In a feature for ESPN Insider, Buster Olney ranked the top 10 starting rotations in baseball.

He ranks the Washington Nationals at No. 1 and the Los Angeles Dodgers right behind them at No. 2.

Olney placed the Mets rotation at No. 5 in the majors but also added that it could develop into the top rotation in the majors.
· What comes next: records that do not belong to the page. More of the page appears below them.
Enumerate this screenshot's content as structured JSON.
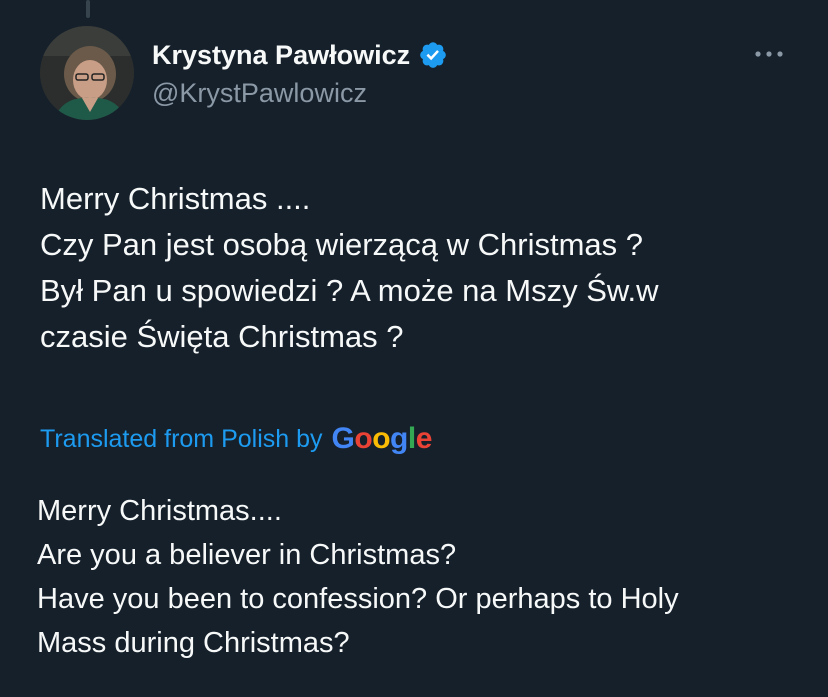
{
  "author": {
    "display_name": "Krystyna Pawłowicz",
    "handle": "@KrystPawlowicz",
    "verified": true,
    "avatar_icon": "profile-photo-icon"
  },
  "menu": {
    "icon": "more-options-icon"
  },
  "tweet": {
    "lines": [
      "Merry Christmas ....",
      "Czy Pan jest osobą wierzącą w Christmas ?",
      "Był Pan u spowiedzi ? A może na Mszy Św.w",
      "czasie Święta Christmas ?"
    ]
  },
  "translation": {
    "label": "Translated from Polish by",
    "provider": "Google",
    "provider_letters": [
      {
        "ch": "G",
        "color": "#4285f4"
      },
      {
        "ch": "o",
        "color": "#ea4335"
      },
      {
        "ch": "o",
        "color": "#fbbc05"
      },
      {
        "ch": "g",
        "color": "#4285f4"
      },
      {
        "ch": "l",
        "color": "#34a853"
      },
      {
        "ch": "e",
        "color": "#ea4335"
      }
    ],
    "lines": [
      "Merry Christmas....",
      "Are you a believer in Christmas?",
      "Have you been to confession? Or perhaps to Holy",
      "Mass during Christmas?"
    ]
  },
  "colors": {
    "background": "#15202b",
    "text_primary": "#f7f9f9",
    "text_secondary": "#8b98a5",
    "accent": "#1d9bf0"
  }
}
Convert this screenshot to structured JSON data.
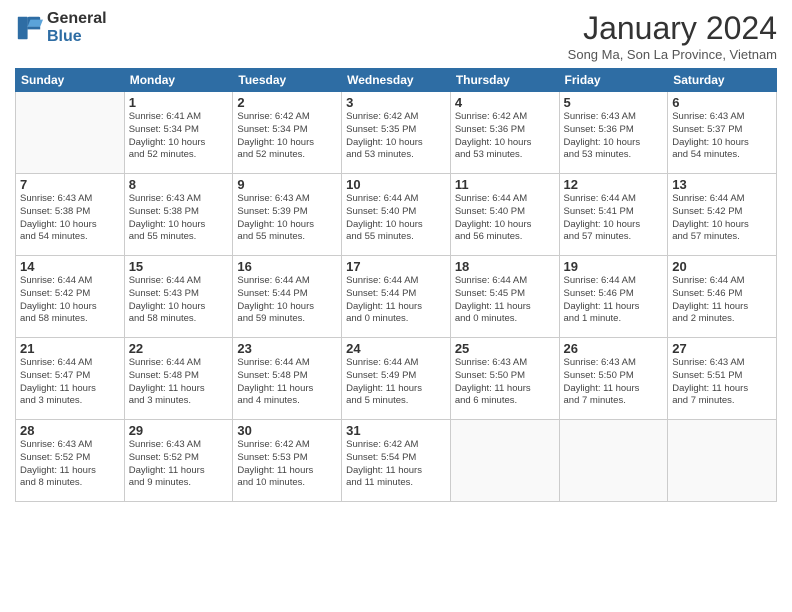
{
  "logo": {
    "general": "General",
    "blue": "Blue"
  },
  "title": "January 2024",
  "subtitle": "Song Ma, Son La Province, Vietnam",
  "headers": [
    "Sunday",
    "Monday",
    "Tuesday",
    "Wednesday",
    "Thursday",
    "Friday",
    "Saturday"
  ],
  "weeks": [
    [
      {
        "day": "",
        "info": ""
      },
      {
        "day": "1",
        "info": "Sunrise: 6:41 AM\nSunset: 5:34 PM\nDaylight: 10 hours\nand 52 minutes."
      },
      {
        "day": "2",
        "info": "Sunrise: 6:42 AM\nSunset: 5:34 PM\nDaylight: 10 hours\nand 52 minutes."
      },
      {
        "day": "3",
        "info": "Sunrise: 6:42 AM\nSunset: 5:35 PM\nDaylight: 10 hours\nand 53 minutes."
      },
      {
        "day": "4",
        "info": "Sunrise: 6:42 AM\nSunset: 5:36 PM\nDaylight: 10 hours\nand 53 minutes."
      },
      {
        "day": "5",
        "info": "Sunrise: 6:43 AM\nSunset: 5:36 PM\nDaylight: 10 hours\nand 53 minutes."
      },
      {
        "day": "6",
        "info": "Sunrise: 6:43 AM\nSunset: 5:37 PM\nDaylight: 10 hours\nand 54 minutes."
      }
    ],
    [
      {
        "day": "7",
        "info": "Sunrise: 6:43 AM\nSunset: 5:38 PM\nDaylight: 10 hours\nand 54 minutes."
      },
      {
        "day": "8",
        "info": "Sunrise: 6:43 AM\nSunset: 5:38 PM\nDaylight: 10 hours\nand 55 minutes."
      },
      {
        "day": "9",
        "info": "Sunrise: 6:43 AM\nSunset: 5:39 PM\nDaylight: 10 hours\nand 55 minutes."
      },
      {
        "day": "10",
        "info": "Sunrise: 6:44 AM\nSunset: 5:40 PM\nDaylight: 10 hours\nand 55 minutes."
      },
      {
        "day": "11",
        "info": "Sunrise: 6:44 AM\nSunset: 5:40 PM\nDaylight: 10 hours\nand 56 minutes."
      },
      {
        "day": "12",
        "info": "Sunrise: 6:44 AM\nSunset: 5:41 PM\nDaylight: 10 hours\nand 57 minutes."
      },
      {
        "day": "13",
        "info": "Sunrise: 6:44 AM\nSunset: 5:42 PM\nDaylight: 10 hours\nand 57 minutes."
      }
    ],
    [
      {
        "day": "14",
        "info": "Sunrise: 6:44 AM\nSunset: 5:42 PM\nDaylight: 10 hours\nand 58 minutes."
      },
      {
        "day": "15",
        "info": "Sunrise: 6:44 AM\nSunset: 5:43 PM\nDaylight: 10 hours\nand 58 minutes."
      },
      {
        "day": "16",
        "info": "Sunrise: 6:44 AM\nSunset: 5:44 PM\nDaylight: 10 hours\nand 59 minutes."
      },
      {
        "day": "17",
        "info": "Sunrise: 6:44 AM\nSunset: 5:44 PM\nDaylight: 11 hours\nand 0 minutes."
      },
      {
        "day": "18",
        "info": "Sunrise: 6:44 AM\nSunset: 5:45 PM\nDaylight: 11 hours\nand 0 minutes."
      },
      {
        "day": "19",
        "info": "Sunrise: 6:44 AM\nSunset: 5:46 PM\nDaylight: 11 hours\nand 1 minute."
      },
      {
        "day": "20",
        "info": "Sunrise: 6:44 AM\nSunset: 5:46 PM\nDaylight: 11 hours\nand 2 minutes."
      }
    ],
    [
      {
        "day": "21",
        "info": "Sunrise: 6:44 AM\nSunset: 5:47 PM\nDaylight: 11 hours\nand 3 minutes."
      },
      {
        "day": "22",
        "info": "Sunrise: 6:44 AM\nSunset: 5:48 PM\nDaylight: 11 hours\nand 3 minutes."
      },
      {
        "day": "23",
        "info": "Sunrise: 6:44 AM\nSunset: 5:48 PM\nDaylight: 11 hours\nand 4 minutes."
      },
      {
        "day": "24",
        "info": "Sunrise: 6:44 AM\nSunset: 5:49 PM\nDaylight: 11 hours\nand 5 minutes."
      },
      {
        "day": "25",
        "info": "Sunrise: 6:43 AM\nSunset: 5:50 PM\nDaylight: 11 hours\nand 6 minutes."
      },
      {
        "day": "26",
        "info": "Sunrise: 6:43 AM\nSunset: 5:50 PM\nDaylight: 11 hours\nand 7 minutes."
      },
      {
        "day": "27",
        "info": "Sunrise: 6:43 AM\nSunset: 5:51 PM\nDaylight: 11 hours\nand 7 minutes."
      }
    ],
    [
      {
        "day": "28",
        "info": "Sunrise: 6:43 AM\nSunset: 5:52 PM\nDaylight: 11 hours\nand 8 minutes."
      },
      {
        "day": "29",
        "info": "Sunrise: 6:43 AM\nSunset: 5:52 PM\nDaylight: 11 hours\nand 9 minutes."
      },
      {
        "day": "30",
        "info": "Sunrise: 6:42 AM\nSunset: 5:53 PM\nDaylight: 11 hours\nand 10 minutes."
      },
      {
        "day": "31",
        "info": "Sunrise: 6:42 AM\nSunset: 5:54 PM\nDaylight: 11 hours\nand 11 minutes."
      },
      {
        "day": "",
        "info": ""
      },
      {
        "day": "",
        "info": ""
      },
      {
        "day": "",
        "info": ""
      }
    ]
  ]
}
Here’s what he wrote:

Matt Harvey was out all of last season following Tommy John surgery, and yet the Mets’ starters still had a respectable 3.66 ERA, thanks in part to Jacob deGrom developing into one of the best rookie starters in recent years and the strong progress of Zack Wheeler in the second half, when he posted a 3.09 ERA. Now Harvey is due back, and it’s very possible that if Harvey comes even close to what he was before he got hurt in 2013, the Mets’ group has a chance to develop into the best in the majors.”

“Some combination of Jon Niese, Dillon Gee, Bartolo Colon and Rafael Montero will round out the Mets’ rotation, and 22-year-old top prospect Noah Syndergaard is likely to reach the majors at some point this year.”

The 2015 ZiPS Projections for the Mets were rolled out today on FanGraphs, and they play out very well for our guys.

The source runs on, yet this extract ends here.